Qu’en pense Mandela ?
D’un mot, s’il le voulait, Nelson Mandela pourrait régler la bataille de la succession. Le premier président noir du pays, qui s’est retiré après un seul mandat, conserve un poids certain au sein de l’ANC et force le respect d’une écrasante majorité de Sud-Africains. Mais il s’est sciemment tenu à bonne distance de la scène politique depuis plusieurs années maintenant, se dévouant à la lutte contre le sida. Pour rester le plus neutre possible, il a même demandé récemment à la chaîne de télévision publique, SABC, de retirer d’un jingle des images qui le montraient aux côtés de Mbeki.
Son ex-épouse, Winnie Madikizela-Mandela, en revanche, n’a pas caché ses opinions. Malgré sa réputation sulfureuse, elle a conservé sa popularité acquise sous l’apartheid. Elle a d’abord accordé sa préférence à Tokyo Sexwale. Maintenant que Zuma a reçu le soutien de ce dernier, pourrait-il gagner, aussi, celui de Winnie ? Possible.

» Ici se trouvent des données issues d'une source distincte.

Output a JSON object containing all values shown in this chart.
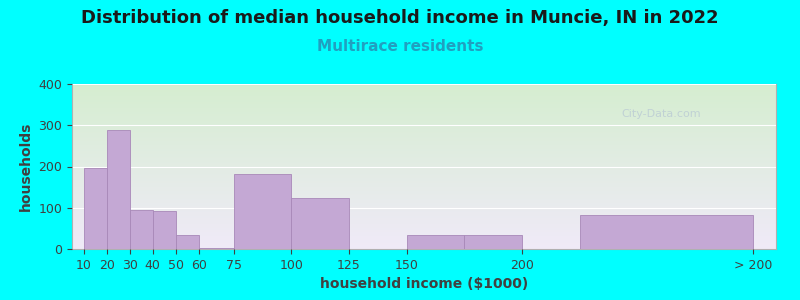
{
  "title": "Distribution of median household income in Muncie, IN in 2022",
  "subtitle": "Multirace residents",
  "xlabel": "household income ($1000)",
  "ylabel": "households",
  "bg_outer": "#00FFFF",
  "grad_top": "#d5eed0",
  "grad_bottom": "#f0eaf8",
  "bar_color": "#c4a8d4",
  "bar_edge_color": "#a888b8",
  "bar_lefts": [
    10,
    20,
    30,
    40,
    50,
    60,
    75,
    100,
    125,
    150,
    175,
    225
  ],
  "bar_widths": [
    10,
    10,
    10,
    10,
    10,
    15,
    25,
    25,
    25,
    25,
    25,
    75
  ],
  "bar_heights": [
    197,
    288,
    95,
    93,
    33,
    3,
    183,
    123,
    0,
    33,
    33,
    83
  ],
  "tick_positions": [
    10,
    20,
    30,
    40,
    50,
    60,
    75,
    100,
    125,
    150,
    200,
    300
  ],
  "tick_labels": [
    "10",
    "20",
    "30",
    "40",
    "50",
    "60",
    "75",
    "100",
    "125",
    "150",
    "200",
    "> 200"
  ],
  "xlim": [
    5,
    310
  ],
  "ylim": [
    0,
    400
  ],
  "yticks": [
    0,
    100,
    200,
    300,
    400
  ],
  "watermark": "City-Data.com",
  "title_fontsize": 13,
  "subtitle_fontsize": 11,
  "subtitle_color": "#20a0c0",
  "axis_label_fontsize": 10,
  "tick_fontsize": 9
}
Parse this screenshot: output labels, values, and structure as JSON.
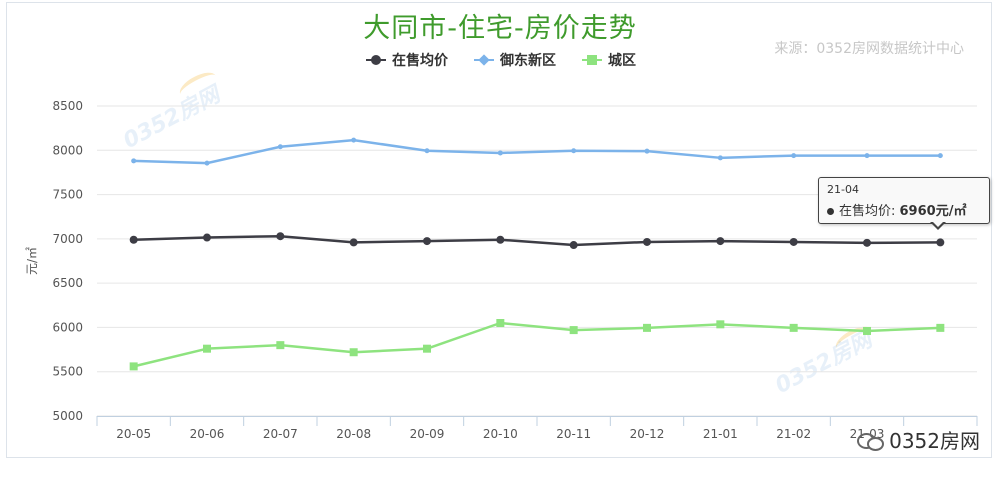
{
  "title": "大同市-住宅-房价走势",
  "source": "来源：0352房网数据统计中心",
  "badge": "0352房网",
  "watermark": "0352房网",
  "colors": {
    "title": "#3f9b2c",
    "series_avg": "#3d3d45",
    "series_yudong": "#7cb3ea",
    "series_chengqu": "#8ee37f",
    "grid": "#e6e6e6"
  },
  "tooltip": {
    "date": "21-04",
    "series_label": "在售均价: ",
    "value": "6960元/㎡"
  },
  "chart_data": {
    "type": "line",
    "title": "大同市-住宅-房价走势",
    "xlabel": "",
    "ylabel": "元/㎡",
    "ylim": [
      5000,
      8500
    ],
    "yticks": [
      5000,
      5500,
      6000,
      6500,
      7000,
      7500,
      8000,
      8500
    ],
    "grid": true,
    "legend_position": "top-center",
    "categories": [
      "20-05",
      "20-06",
      "20-07",
      "20-08",
      "20-09",
      "20-10",
      "20-11",
      "20-12",
      "21-01",
      "21-02",
      "21-03",
      "21-04"
    ],
    "x_tick_labels": [
      "20-05",
      "20-06",
      "20-07",
      "20-08",
      "20-09",
      "20-10",
      "20-11",
      "20-12",
      "21-01",
      "21-02",
      "21-03",
      ""
    ],
    "series": [
      {
        "name": "在售均价",
        "marker": "circle",
        "color": "#3d3d45",
        "values": [
          6990,
          7015,
          7030,
          6960,
          6975,
          6990,
          6930,
          6965,
          6975,
          6965,
          6955,
          6960
        ]
      },
      {
        "name": "御东新区",
        "marker": "diamond",
        "color": "#7cb3ea",
        "values": [
          7880,
          7855,
          8040,
          8115,
          7995,
          7970,
          7995,
          7990,
          7915,
          7940,
          7940,
          7940
        ]
      },
      {
        "name": "城区",
        "marker": "square",
        "color": "#8ee37f",
        "values": [
          5560,
          5760,
          5800,
          5720,
          5760,
          6050,
          5970,
          5995,
          6035,
          5995,
          5960,
          5995
        ]
      }
    ]
  }
}
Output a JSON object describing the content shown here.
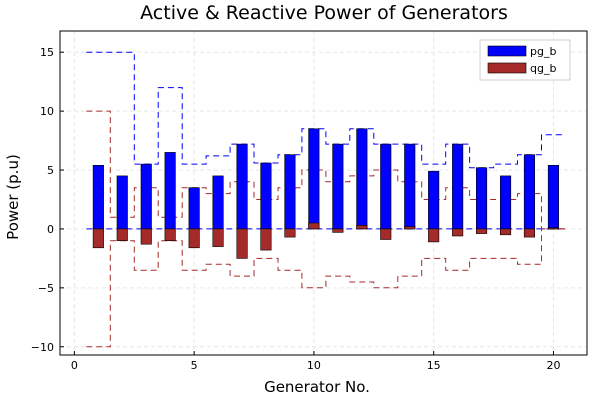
{
  "chart_data": {
    "type": "bar",
    "title": "Active & Reactive Power of Generators",
    "xlabel": "Generator No.",
    "ylabel": "Power (p.u)",
    "xlim": [
      -0.6,
      21.4
    ],
    "ylim": [
      -10.7,
      16.8
    ],
    "xticks": [
      0,
      5,
      10,
      15,
      20
    ],
    "yticks": [
      -10,
      -5,
      0,
      5,
      10,
      15
    ],
    "grid": true,
    "legend_position": "top-right",
    "x": [
      1,
      2,
      3,
      4,
      5,
      6,
      7,
      8,
      9,
      10,
      11,
      12,
      13,
      14,
      15,
      16,
      17,
      18,
      19,
      20
    ],
    "series": [
      {
        "name": "pg_b",
        "color": "#0000ff",
        "values": [
          5.4,
          4.5,
          5.5,
          6.5,
          3.5,
          4.5,
          7.2,
          5.6,
          6.3,
          8.5,
          7.2,
          8.5,
          7.2,
          7.2,
          4.9,
          7.2,
          5.2,
          4.5,
          6.3,
          5.4
        ]
      },
      {
        "name": "qg_b",
        "color": "#a52a2a",
        "values": [
          -1.6,
          -1.0,
          -1.3,
          -1.0,
          -1.6,
          -1.5,
          -2.5,
          -1.8,
          -0.7,
          0.5,
          -0.3,
          0.3,
          -0.9,
          0.2,
          -1.1,
          -0.6,
          -0.4,
          -0.5,
          -0.7,
          0.1
        ]
      }
    ],
    "limits": {
      "pg_max": [
        15,
        15,
        5.5,
        12,
        5.5,
        6.2,
        7.2,
        5.6,
        6.3,
        8.5,
        7.2,
        8.5,
        7.2,
        7.2,
        5.5,
        7.2,
        5.2,
        5.5,
        6.3,
        8.0
      ],
      "pg_min": [
        0,
        0,
        0,
        0,
        0,
        0,
        0,
        0,
        0,
        0,
        0,
        0,
        0,
        0,
        0,
        0,
        0,
        0,
        0,
        0
      ],
      "qg_max": [
        10,
        1,
        3.5,
        1,
        3.5,
        3,
        4,
        2.5,
        3.5,
        5,
        4,
        4.5,
        5,
        4,
        2.5,
        3.5,
        2.5,
        2.5,
        3,
        0
      ],
      "qg_min": [
        -10,
        -1,
        -3.5,
        -1,
        -3.5,
        -3,
        -4,
        -2.5,
        -3.5,
        -5,
        -4,
        -4.5,
        -5,
        -4,
        -2.5,
        -3.5,
        -2.5,
        -2.5,
        -3,
        0
      ]
    }
  }
}
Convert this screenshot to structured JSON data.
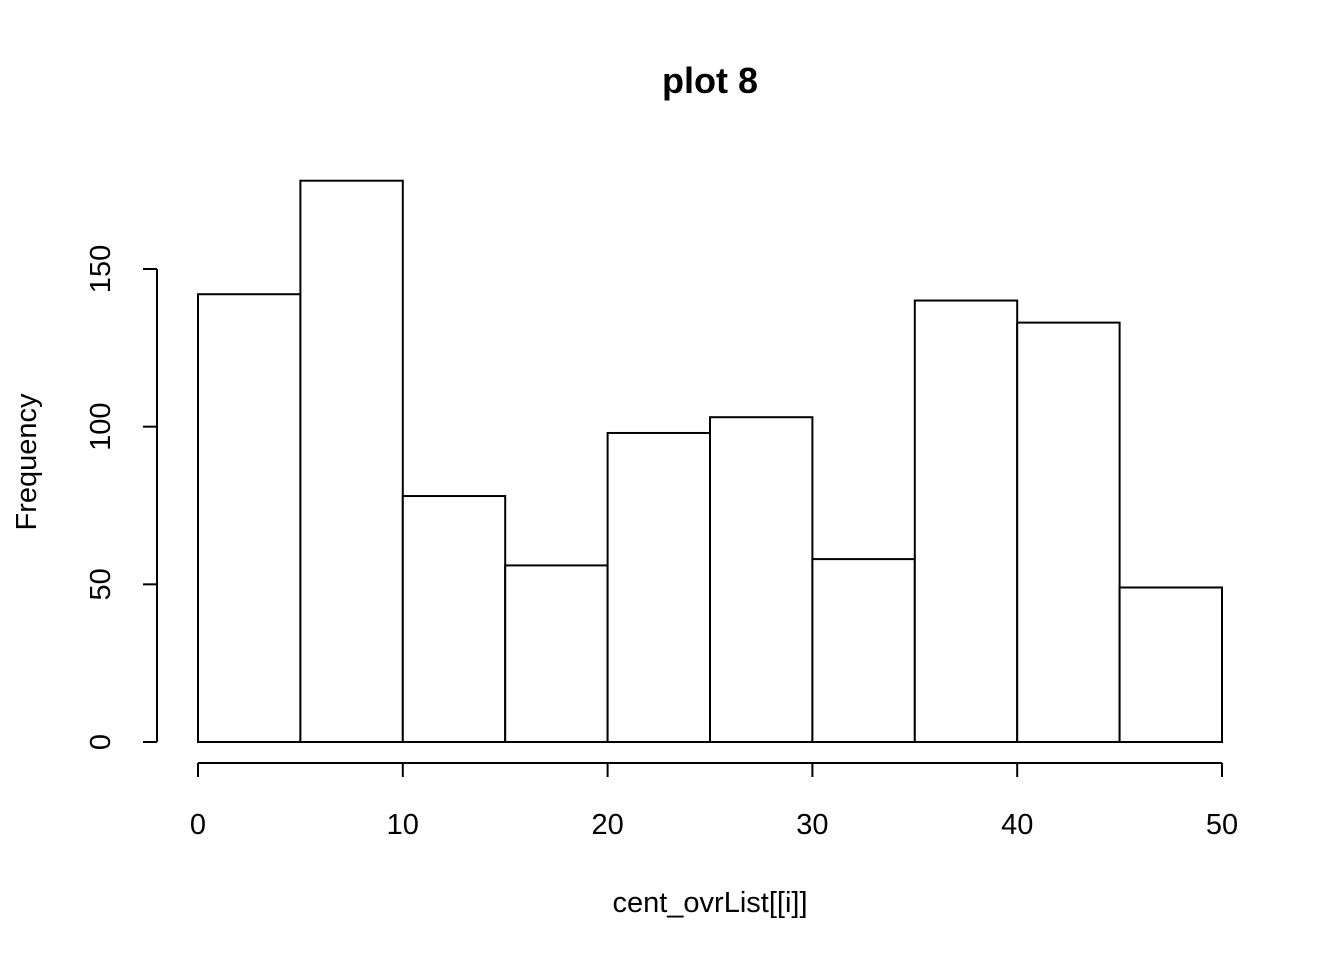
{
  "chart_data": {
    "type": "bar",
    "title": "plot 8",
    "xlabel": "cent_ovrList[[i]]",
    "ylabel": "Frequency",
    "bins": [
      [
        0,
        5
      ],
      [
        5,
        10
      ],
      [
        10,
        15
      ],
      [
        15,
        20
      ],
      [
        20,
        25
      ],
      [
        25,
        30
      ],
      [
        30,
        35
      ],
      [
        35,
        40
      ],
      [
        40,
        45
      ],
      [
        45,
        50
      ]
    ],
    "values": [
      142,
      178,
      78,
      56,
      98,
      103,
      58,
      140,
      133,
      49
    ],
    "xlim": [
      0,
      50
    ],
    "ylim": [
      0,
      150
    ],
    "x_ticks": [
      0,
      10,
      20,
      30,
      40,
      50
    ],
    "y_ticks": [
      0,
      50,
      100,
      150
    ],
    "grid": false,
    "bar_fill": "#ffffff",
    "bar_stroke": "#000000"
  }
}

En revanche, il paraît peu probable qu’il finisse par obtenir celui de « Madiba ». Ce dernier n’a jamais montré une réelle proximité avec Zuma, et son engagement dans la lutte contre le sida pourrait disqualifier d’emblée un dirigeant semblant faire peu de cas de la pandémie qui décime l’Afrique du Sud depuis vingt ans.